Hyperparameter Tuning

To optimize the performance of the RandomForestClassifier, we used GridSearchCV to tune the hyperparameters:

Since this is a fairly balanced dataset for our prediction problem, we have used accuracy along with some other classification report metrics to rate our model. The final model achieved a test accuracy of 75.41% and a balanced classification performance, with an F1 score of 0.75, improving on the baseline model’s performance. Compared to the baseline, which had lower accuracy and recall for the “cold” class, the final model shows a more robust performance across both classes, particularly with higher recall for the “normal” class (85%).

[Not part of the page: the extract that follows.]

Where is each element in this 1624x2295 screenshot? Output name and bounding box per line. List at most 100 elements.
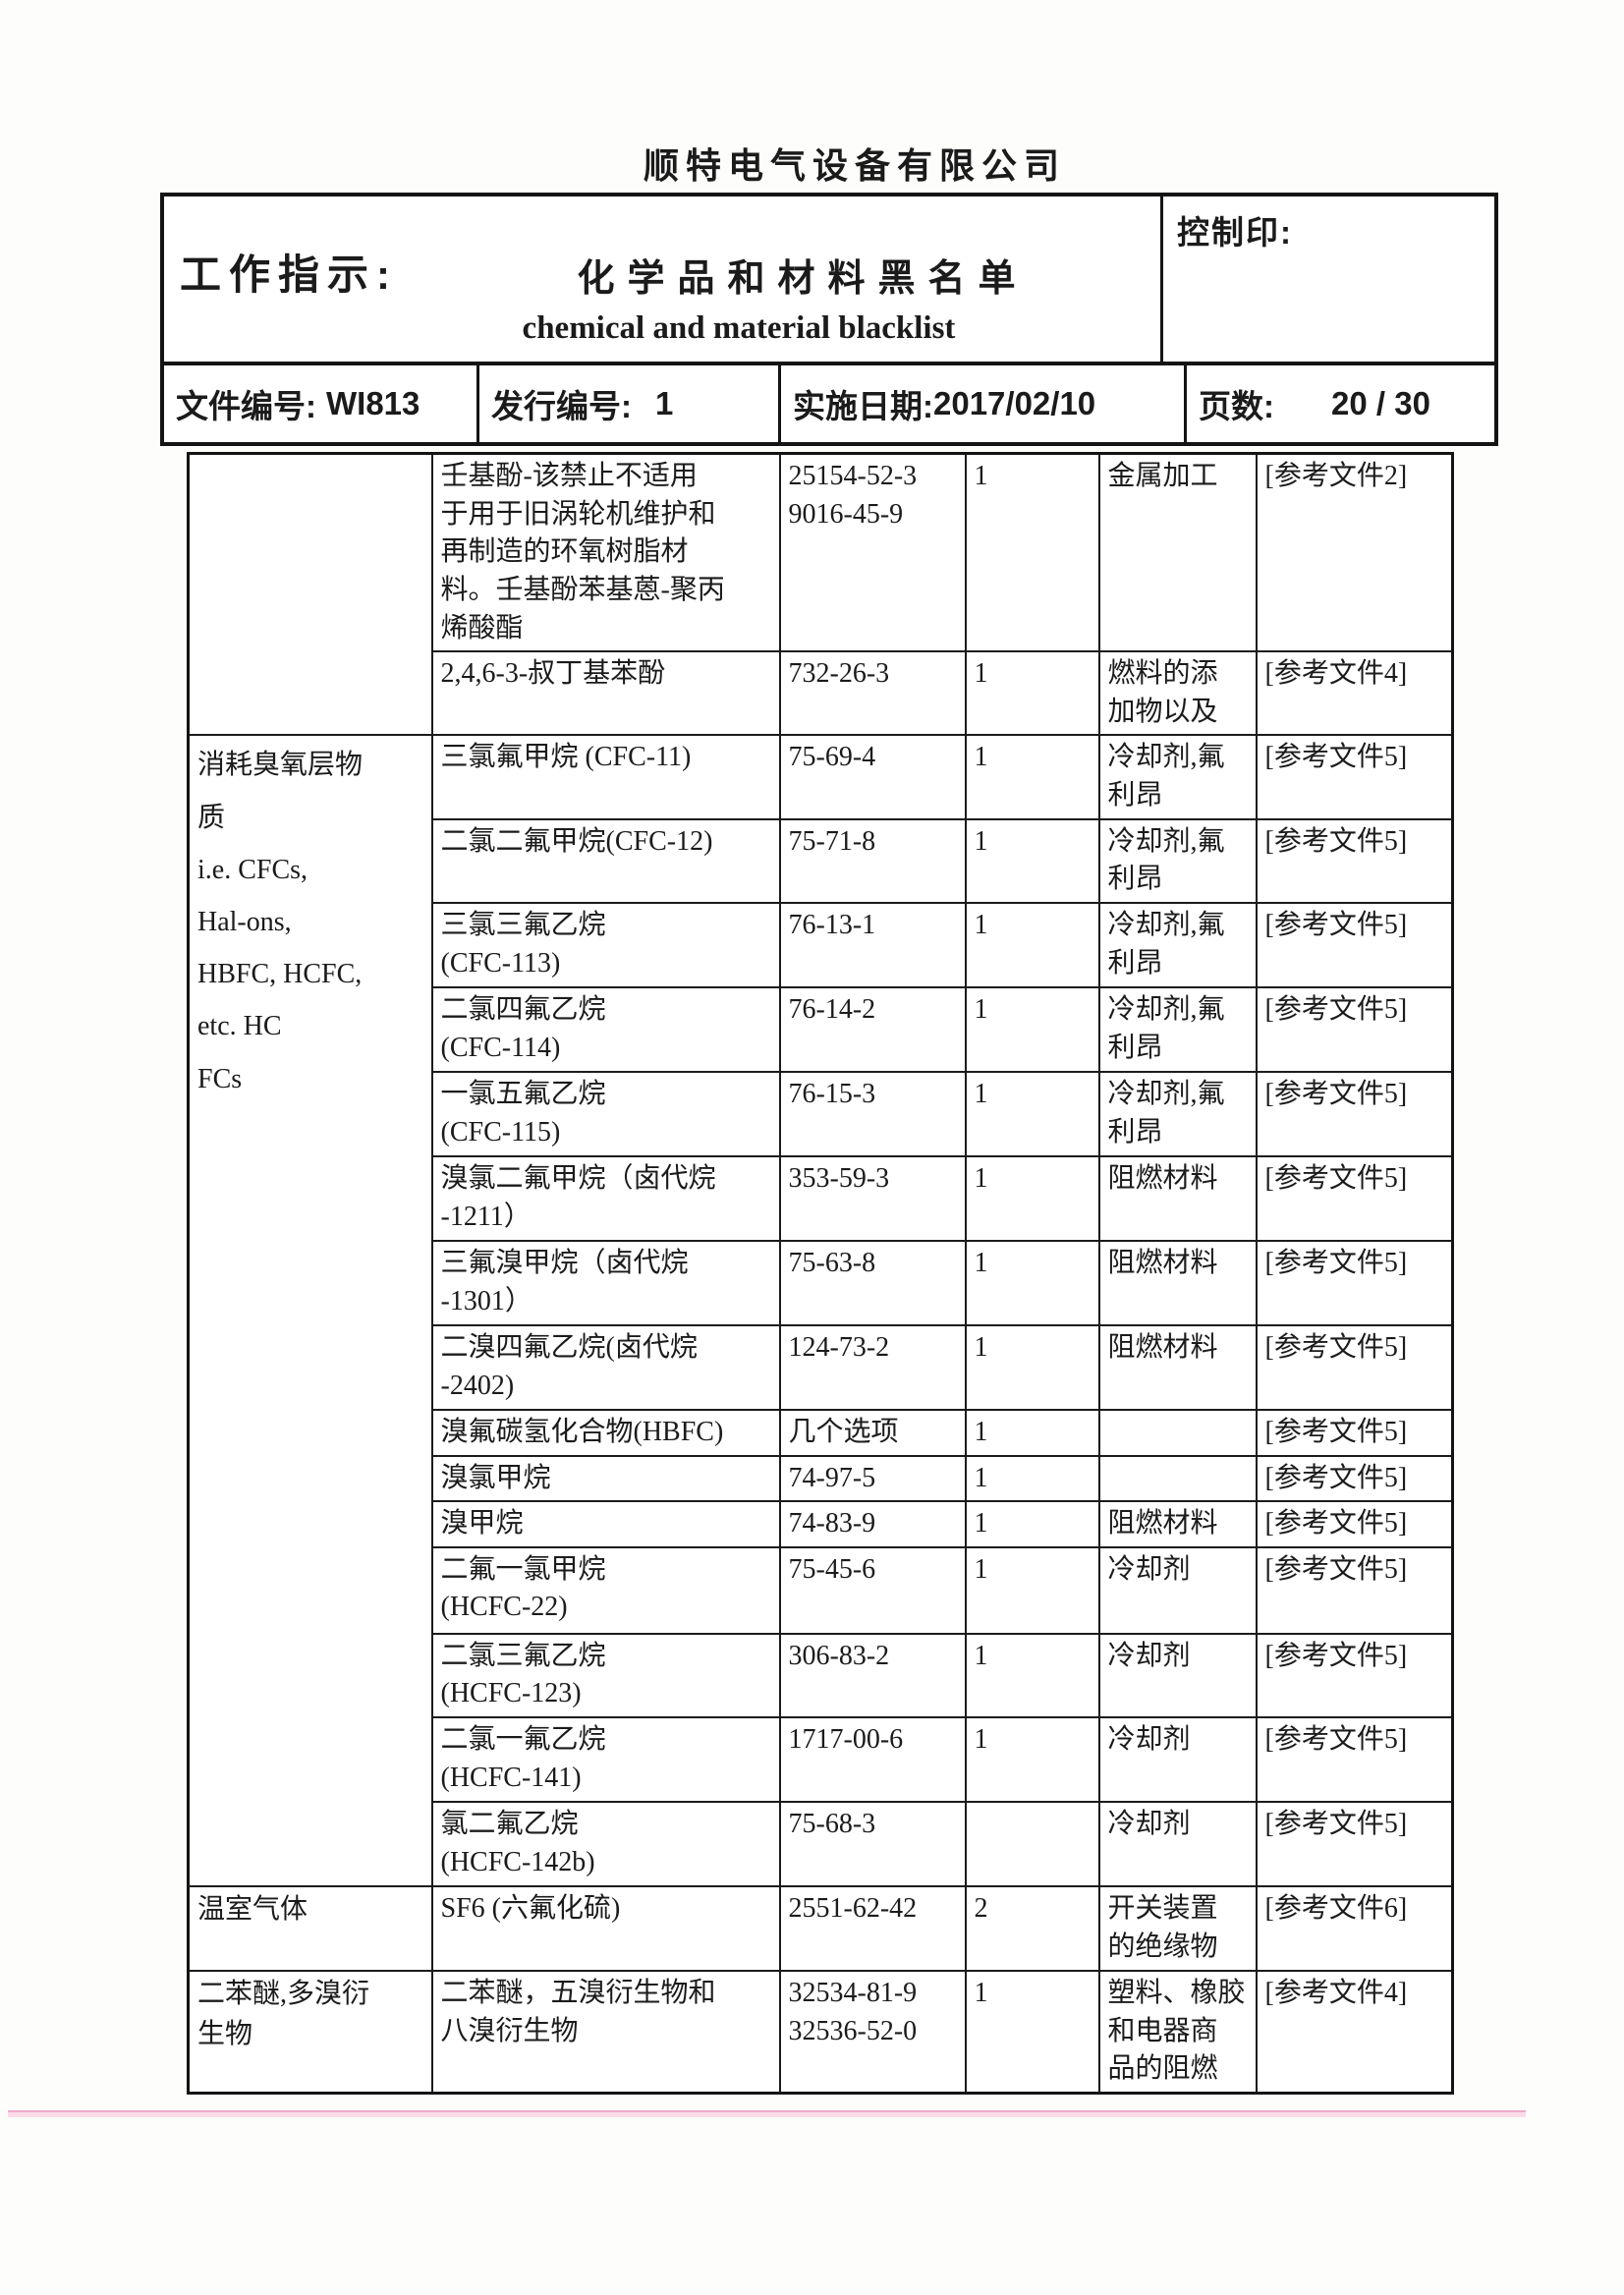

Additionally, the model’s cross-validation accuracy of 74.28% indicates better generalization and stability. This improvement suggests that the adjustments made, including feature selection and hyperparameter tuning, contributed to a more reliable and efficient model.l.

Fairness Analysis

Our groups for the fairness analysis are high-affected vs low-affected customer groups, defined as outages that impact more than 60,000 customers (high impact) versus those that affect fewer than 60,000 customers (low impact).

We chose these groups because the severity of the outage (in terms of customer impact) could influence the accuracy of the model’s predictions for the climate category. It’s important to ensure that the model performs equally well across both groups to avoid potential bias.

The evaluation metric used is precision, specifically the weighted precision, which calculates the proportion of true positive predictions relative to all positive predictions, giving weight to the size of each class. This metric was chosen because it focuses on minimizing false positives, which is important in ensuring that the model is making reliable and correct positive predictions across different groups. Unfairness in this could lead to significant misinterpretations or costly decisions. We will use permutation tests to calculate the precision for high-affected vs low-affected customer groups (that are randomly shuffled), keeping a standard significance level of 0.05 (5%).

Test Statistic: Absolute difference in means

The p-value is computed by comparing the absolute observed precision difference (calculated from the actual data) to the distribution of absolute precision differences from the 500 permutations. Since our p-value is 0.108, which is above the standard significance level, we fail to reject the null hypothesis. This means that there is no statistically significant difference in precision between high-affected and low-affected customer groups, suggesting that the model performs equally well across both groups. Therefore, we conclude that our model seems to be fair with respect to the precision metric.